第10話  悪い夢と良き親友

『もっと速く走れよ! さっきのパスに追いつけたはずだろ!』

『パスを受け取ったらすぐにシュートを打ってくださいよ、先輩!』

『格下だからとか、敵わないからとか知るか! 本気出せよ。勝ちに貪欲になれよ!!』


『勝ちたいなら、俺の指示に従ってください!!』


 ………………………………

 …………………………

 ……………………


「はっ!!」


 デート当日の朝4時。最悪な目覚めだ。


「はぁ……はぁ……」


 呼吸は荒く、背中は汗で濡れて少し冷たい気がした。おまけに頭も痛い。


「……夢か」


 荒れた呼吸が整うと、俺は冷静さを取り戻した。血の気が引くほど恐ろしい過去。それをデート前に夢見るなんて、つくづくついてないんだな。


「寝るか」


 気持ちが落ち着くと、また眠気が戻ってきた。

 俺は目覚まし時計がセットされているのを確認して、また深い眠りについた。



 〇



 朝8時。目覚まし時計の大きな音で俺は目覚めた。

 二度寝だからだろうか、どうも身体が重い。


「ん? LINE?」


 目覚まし時計の近くに置いてある携帯電話の画面が光っているのが見えた。

 LINEの相手は、ヒロだ。


『いよいよ今日だな、志勢』

『あぁ、そうだな』

『緊張してるか?』

『そりゃな。でも、かなり楽しみ』

『だよな‪(笑)』


 と、まぁそこまで重要性のない会話をしていると、ヒロが『そういえば』と言って、俺に大事なことを聞いてきた。

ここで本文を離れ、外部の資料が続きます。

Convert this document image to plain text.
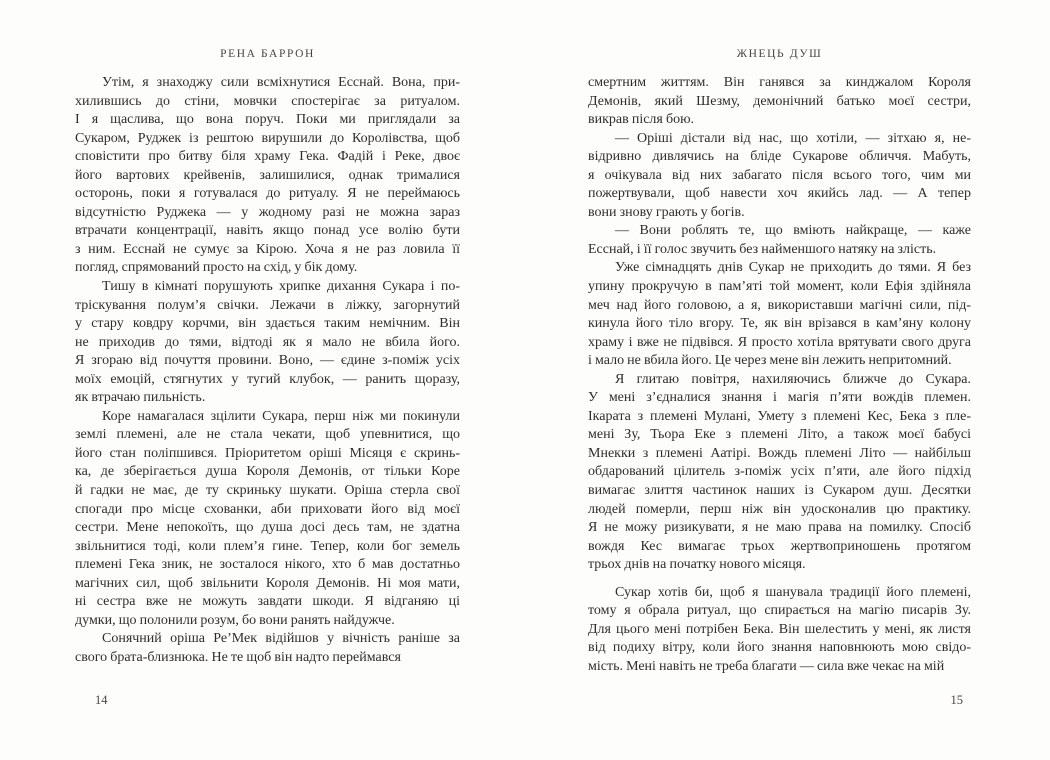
РЕНА БАРРОН	ЖНЕЦЬ ДУШ
Утім, я знаходжу сили всміхнутися Есснай. Вона, при-
хилившись до стіни, мовчки спостерігає за ритуалом.
І я щаслива, що вона поруч. Поки ми приглядали за
Сукаром, Руджек із рештою вирушили до Королівства, щоб
сповістити про битву біля храму Гека. Фадій і Реке, двоє
його вартових крейвенів, залишилися, однак трималися
осторонь, поки я готувалася до ритуалу. Я не переймаюсь
відсутністю Руджека — у жодному разі не можна зараз
втрачати концентрації, навіть якщо понад усе волію бути
з ним. Есснай не сумує за Кірою. Хоча я не раз ловила її
погляд, спрямований просто на схід, у бік дому.
Тишу в кімнаті порушують хрипке дихання Сукара і по-
тріскування полум’я свічки. Лежачи в ліжку, загорнутий
у стару ковдру корчми, він здається таким немічним. Він
не приходив до тями, відтоді як я мало не вбила його.
Я згораю від почуття провини. Воно, — єдине з-поміж усіх
моїх емоцій, стягнутих у тугий клубок, — ранить щоразу,
як втрачаю пильність.
Коре намагалася зцілити Сукара, перш ніж ми покинули
землі племені, але не стала чекати, щоб упевнитися, що
його стан поліпшився. Пріоритетом оріші Місяця є скринь-
ка, де зберігається душа Короля Демонів, от тільки Коре
й гадки не має, де ту скриньку шукати. Оріша стерла свої
спогади про місце схованки, аби приховати його від моєї
сестри. Мене непокоїть, що душа досі десь там, не здатна
звільнитися тоді, коли плем’я гине. Тепер, коли бог земель
племені Гека зник, не зосталося нікого, хто б мав достатньо
магічних сил, щоб звільнити Короля Демонів. Ні моя мати,
ні сестра вже не можуть завдати шкоди. Я відганяю ці
думки, що полонили розум, бо вони ранять найдужче.
Сонячний оріша Ре’Мек відійшов у вічність раніше за
свого брата-близнюка. Не те щоб він надто переймався
смертним життям. Він ганявся за кинджалом Короля
Демонів, який Шезму, демонічний батько моєї сестри,
викрав після бою.
— Оріші дістали від нас, що хотіли, — зітхаю я, не-
відривно дивлячись на бліде Сукарове обличчя. Мабуть,
я очікувала від них забагато після всього того, чим ми
пожертвували, щоб навести хоч якийсь лад. — А тепер
вони знову грають у богів.
— Вони роблять те, що вміють найкраще, — каже
Есснай, і її голос звучить без найменшого натяку на злість.
Уже сімнадцять днів Сукар не приходить до тями. Я без
упину прокручую в пам’яті той момент, коли Ефія здійняла
меч над його головою, а я, використавши магічні сили, під-
кинула його тіло вгору. Те, як він врізався в кам’яну колону
храму і вже не підвівся. Я просто хотіла врятувати свого друга
і мало не вбила його. Це через мене він лежить непритомний.
Я глитаю повітря, нахиляючись ближче до Сукара.
У мені з’єдналися знання і магія п’яти вождів племен.
Ікарата з племені Мулані, Умету з племені Кес, Бека з пле-
мені Зу, Тьора Еке з племені Літо, а також моєї бабусі
Мнекки з племені Аатірі. Вождь племені Літо — найбільш
обдарований цілитель з-поміж усіх п’яти, але його підхід
вимагає злиття частинок наших із Сукаром душ. Десятки
людей померли, перш ніж він удосконалив цю практику.
Я не можу ризикувати, я не маю права на помилку. Спосіб
вождя Кес вимагає трьох жертвоприношень протягом
трьох днів на початку нового місяця.
Сукар хотів би, щоб я шанувала традиції його племені,
тому я обрала ритуал, що спирається на магію писарів Зу.
Для цього мені потрібен Бека. Він шелестить у мені, як листя
від подиху вітру, коли його знання наповнюють мою свідо-
мість. Мені навіть не треба благати — сила вже чекає на мій
14	15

『俺が教えた「デートの極意」。ちゃんと頭に入ってるよな?』


 正しくは、杉原先輩が教えてくれた「デートの極意」なんだけどな──心の中でそうツッコミながら、『大丈夫』と送信した。


『なら、大丈夫だ。頑張れよ』


 初めてのデートに向かう俺に背中を押してくれたヒロ。俺は『ウサジロー』が親指を立てたスタンプを送信した。

 ちなみにウサジローとは、姫坂先輩が好きなキャラで……俺もつい、そのキャラが気に入ってしまったのだ。


『あっ、最後に一つ!』


 LINEを閉じるとすぐ、そんなメッセージが送られてきたので、俺はまたLINEを開く。


『お前、もっと自信持ちなよ?』

『は? なんで?』

『だって、前から憎くて言えなかったんだけどさ』

『「憎くて」って、なんだよ(笑)』


『お前、結構かっこいいからな』


 ヒロはこれでもか、と言うほど俺の背中を押してくれた。

 そうか、俺ってそんなに???

 その気持ちで鏡を見てみると、自然と自信がついてきた。

 俺はそのまま鏡の前で服を着替え、髪を整える。ついでに姉貴から貰ったワックスをつけてみようかな……、と思ったが、失敗したら大変なことになりそうだな。ということで、ワックスはつけず、いつも通り飾り気のない髪型にセットした。


「行ってきます」


 俺は誰もいない家にそう言い残して、待ち合わせ場所の駅まで向かった。